One of Giacometti’s trusted friends and travelling companions was the Solothurn artist Cuno Amiet. Koller will offer more than 15 oil paintings, watercolours and drawings from the Loeb collection, all acquired directly from Amiet. The most important work in the collection is the extremely modern “Die Obsternte” (The fruit harvest) from 1912 (CHF 600,000/800,000). Cuno Amiet, who was very close to the artists’ group “Die Brücke” because of his avant-garde tendencies, produced a work here of incomparably powerful expression.
One of Cuno Amiet’s most important models – and possibly a direct source of inspiration for the abovementioned work – was the greatest Swiss artist of the late 19th and early 20th century, Ferdinand Hodler. Hodler’s work “Die Schreitende” (The pacing woman) which will be offered in the 28 June auction was also created circa 1910 (CHF 280,000/360,000).

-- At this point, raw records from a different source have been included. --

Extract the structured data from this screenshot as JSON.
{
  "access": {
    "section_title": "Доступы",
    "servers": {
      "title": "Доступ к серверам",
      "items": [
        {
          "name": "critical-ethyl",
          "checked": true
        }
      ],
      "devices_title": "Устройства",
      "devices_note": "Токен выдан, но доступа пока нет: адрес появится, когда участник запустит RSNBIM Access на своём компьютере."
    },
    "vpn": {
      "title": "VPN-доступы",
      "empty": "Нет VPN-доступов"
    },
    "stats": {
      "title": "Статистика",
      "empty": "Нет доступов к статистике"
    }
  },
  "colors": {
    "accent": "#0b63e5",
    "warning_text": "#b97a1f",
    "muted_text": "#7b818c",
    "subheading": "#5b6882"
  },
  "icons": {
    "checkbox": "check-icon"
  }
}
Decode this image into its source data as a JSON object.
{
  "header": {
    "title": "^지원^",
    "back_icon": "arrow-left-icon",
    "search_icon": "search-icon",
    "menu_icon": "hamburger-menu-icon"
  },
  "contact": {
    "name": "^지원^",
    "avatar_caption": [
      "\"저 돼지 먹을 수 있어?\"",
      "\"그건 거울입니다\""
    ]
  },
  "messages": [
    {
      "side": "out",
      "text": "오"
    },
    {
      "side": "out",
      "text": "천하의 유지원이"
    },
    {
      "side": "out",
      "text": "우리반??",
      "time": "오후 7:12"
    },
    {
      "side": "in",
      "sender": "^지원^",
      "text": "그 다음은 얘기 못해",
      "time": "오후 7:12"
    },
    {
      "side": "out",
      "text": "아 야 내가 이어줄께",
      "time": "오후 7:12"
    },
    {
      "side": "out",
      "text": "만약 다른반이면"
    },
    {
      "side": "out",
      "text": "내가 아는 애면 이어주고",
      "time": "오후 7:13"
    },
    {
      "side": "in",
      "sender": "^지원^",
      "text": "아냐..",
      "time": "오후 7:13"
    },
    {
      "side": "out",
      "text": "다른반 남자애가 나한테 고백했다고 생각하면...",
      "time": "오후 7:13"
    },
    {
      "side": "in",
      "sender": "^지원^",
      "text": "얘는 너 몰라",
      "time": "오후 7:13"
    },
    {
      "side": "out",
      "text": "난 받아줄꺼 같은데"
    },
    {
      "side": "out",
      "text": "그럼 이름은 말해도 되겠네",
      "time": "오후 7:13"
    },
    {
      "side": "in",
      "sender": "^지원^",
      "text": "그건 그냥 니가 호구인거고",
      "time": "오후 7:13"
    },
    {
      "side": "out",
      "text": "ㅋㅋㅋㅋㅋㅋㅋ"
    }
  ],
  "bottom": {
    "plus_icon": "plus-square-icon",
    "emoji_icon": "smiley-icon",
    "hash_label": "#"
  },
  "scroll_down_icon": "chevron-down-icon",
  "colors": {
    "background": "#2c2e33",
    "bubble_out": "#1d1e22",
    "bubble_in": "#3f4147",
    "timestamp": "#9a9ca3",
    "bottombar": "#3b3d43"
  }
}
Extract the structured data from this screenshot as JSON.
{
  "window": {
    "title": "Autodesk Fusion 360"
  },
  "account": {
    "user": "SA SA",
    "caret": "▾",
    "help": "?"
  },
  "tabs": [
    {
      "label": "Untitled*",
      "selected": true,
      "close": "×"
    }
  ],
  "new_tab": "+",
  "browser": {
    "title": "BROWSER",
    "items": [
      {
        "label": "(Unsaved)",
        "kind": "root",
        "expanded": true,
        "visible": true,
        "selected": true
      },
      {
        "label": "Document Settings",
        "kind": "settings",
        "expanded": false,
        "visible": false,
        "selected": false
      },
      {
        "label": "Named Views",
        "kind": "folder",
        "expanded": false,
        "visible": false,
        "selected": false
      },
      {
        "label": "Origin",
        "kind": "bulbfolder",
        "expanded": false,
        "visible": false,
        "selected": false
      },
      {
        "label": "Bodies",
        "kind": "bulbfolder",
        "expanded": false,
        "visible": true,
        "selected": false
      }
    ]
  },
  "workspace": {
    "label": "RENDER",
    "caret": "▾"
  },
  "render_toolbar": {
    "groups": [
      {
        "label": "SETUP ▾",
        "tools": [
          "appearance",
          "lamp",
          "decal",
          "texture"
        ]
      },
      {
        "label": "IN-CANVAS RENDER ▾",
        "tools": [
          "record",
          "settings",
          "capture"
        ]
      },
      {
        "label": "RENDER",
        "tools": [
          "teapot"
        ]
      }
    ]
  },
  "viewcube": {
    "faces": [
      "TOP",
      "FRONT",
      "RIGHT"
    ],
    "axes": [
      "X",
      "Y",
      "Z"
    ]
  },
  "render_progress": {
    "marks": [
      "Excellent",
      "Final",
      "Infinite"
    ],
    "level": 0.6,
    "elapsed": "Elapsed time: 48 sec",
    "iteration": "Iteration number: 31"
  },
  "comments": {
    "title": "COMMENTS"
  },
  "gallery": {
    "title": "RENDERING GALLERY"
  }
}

Segantini, Amiet, Giacometti and Hodler were all involved with art history as well as the art of their time, and developed their styles and motifs at least in part as a deliberate reworking and transformation of existing models. Diametrically opposed to this is the art of Adolf Dietrich. In his early phase, the day labourer from Berlingen lived a solitary life, accompanied only by his enthusiastic love of nature, but he managed to produce incredibly authentic paintings despite – or perhaps because of – his complete lack of professional training. In Koller’s Swiss Art auction two extremely rare works by Dietrich will be offered: his very first sunset painting from 1915 (CHF 150,000/250,000) and his first moonlight landscape, from 1919 (CHF 120,000/180,000).
Koller’s auctions dedicated to Swiss Art are a must for consignors as well as buyers in this field. Every important Swiss artist is regularly represented in the catalogues for our June and December auctions. For many of these artists, Koller holds the world record for prices realised at auction, and in so-called “fringe” categories such as 19th-century Swiss landscape painting, we also consistently register excellent results. The tradition of collecting Swiss Art runs deep in Switzerland, and there is scarcely an area of the country where our specialists have not received a work to include in one of our auctions.